Final answer:
The student's question involves calculating the moment of inertia for different configurations of disks and marbles, using equations and theorems from physics, specifically the parallel-axis theorem for calculating moments of inertia not centered on the axis of rotation.
Step-by-step explanation:
The question involves the concept of moment of inertia, which is a measure of an object's resistance to changes in its rotational motion. In physics, the moment of inertia depends on the mass distribution of an object relative to the axis of rotation. Calculations often involve summing the products of mass elements and the square of their distance from the axis of rotation. For more complex shapes and mass distributions, formulas and theorems such as the parallel-axis theorem are used.

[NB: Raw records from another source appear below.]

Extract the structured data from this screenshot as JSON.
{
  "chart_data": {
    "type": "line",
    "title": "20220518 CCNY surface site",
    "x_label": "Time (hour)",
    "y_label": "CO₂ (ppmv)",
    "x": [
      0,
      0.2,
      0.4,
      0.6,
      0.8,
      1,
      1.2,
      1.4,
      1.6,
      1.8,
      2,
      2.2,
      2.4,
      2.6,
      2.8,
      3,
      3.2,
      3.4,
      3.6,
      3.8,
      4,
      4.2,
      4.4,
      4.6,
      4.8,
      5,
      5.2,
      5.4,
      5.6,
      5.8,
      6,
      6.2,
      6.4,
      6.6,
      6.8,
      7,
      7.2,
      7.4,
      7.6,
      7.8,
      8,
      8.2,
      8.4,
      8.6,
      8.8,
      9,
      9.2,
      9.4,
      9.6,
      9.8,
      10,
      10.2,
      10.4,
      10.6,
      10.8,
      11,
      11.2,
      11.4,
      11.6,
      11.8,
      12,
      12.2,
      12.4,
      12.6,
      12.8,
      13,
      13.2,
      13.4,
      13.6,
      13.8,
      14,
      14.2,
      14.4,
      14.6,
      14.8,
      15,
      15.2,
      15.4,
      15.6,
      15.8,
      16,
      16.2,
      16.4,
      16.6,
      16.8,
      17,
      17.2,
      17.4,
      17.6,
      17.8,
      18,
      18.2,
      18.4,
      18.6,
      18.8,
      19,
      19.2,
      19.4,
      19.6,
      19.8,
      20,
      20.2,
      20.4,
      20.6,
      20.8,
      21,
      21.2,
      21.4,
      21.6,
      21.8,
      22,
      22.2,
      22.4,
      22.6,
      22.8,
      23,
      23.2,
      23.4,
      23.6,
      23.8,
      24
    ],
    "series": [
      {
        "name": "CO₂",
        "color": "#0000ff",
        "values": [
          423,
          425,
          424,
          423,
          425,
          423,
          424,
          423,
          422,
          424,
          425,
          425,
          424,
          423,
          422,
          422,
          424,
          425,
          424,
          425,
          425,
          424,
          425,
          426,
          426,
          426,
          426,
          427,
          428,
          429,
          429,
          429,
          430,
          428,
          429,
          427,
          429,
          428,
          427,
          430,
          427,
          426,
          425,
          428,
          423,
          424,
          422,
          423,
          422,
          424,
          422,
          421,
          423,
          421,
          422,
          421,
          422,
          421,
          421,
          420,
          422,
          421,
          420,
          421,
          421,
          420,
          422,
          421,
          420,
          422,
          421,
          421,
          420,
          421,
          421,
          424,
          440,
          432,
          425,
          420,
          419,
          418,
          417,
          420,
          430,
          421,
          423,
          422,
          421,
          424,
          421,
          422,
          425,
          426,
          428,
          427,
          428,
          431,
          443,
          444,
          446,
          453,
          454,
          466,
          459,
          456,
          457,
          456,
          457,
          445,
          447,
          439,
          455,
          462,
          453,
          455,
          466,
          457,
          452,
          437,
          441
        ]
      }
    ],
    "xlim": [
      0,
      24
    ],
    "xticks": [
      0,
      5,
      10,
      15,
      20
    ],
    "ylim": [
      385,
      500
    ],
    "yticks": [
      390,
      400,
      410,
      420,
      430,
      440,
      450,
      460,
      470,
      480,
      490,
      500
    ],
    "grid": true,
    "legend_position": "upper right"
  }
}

The question provided gives scenarios about disks with marbles and rods, and their respective moments of inertia. The moment of inertia for a solid disk can be calculated as MR² when rotating about an axis through its center, but alterations have to be made if the axis of rotation is not through the center. The parallel-axis theorem is used in such cases, which states that the moment of inertia about a parallel axis is equal to the moment of inertia about the center of mass plus the product of the mass and the square of the distance between the two axes.
For the comparison between systems A and B with different sized disks, the moment of inertia for system A consists of two larger disks with radius 2R and for system B involves one larger disk and multiple smaller disks with radius R. The total moment of inertia for system B will equal that of system A when enough smaller disks are added such that the sum of their individual moments of inertia equals the moment of inertia of the missing larger disk. So, it becomes a problem of solving an equation for the number of smaller disks needed for system B to have the same moment of inertia as system A.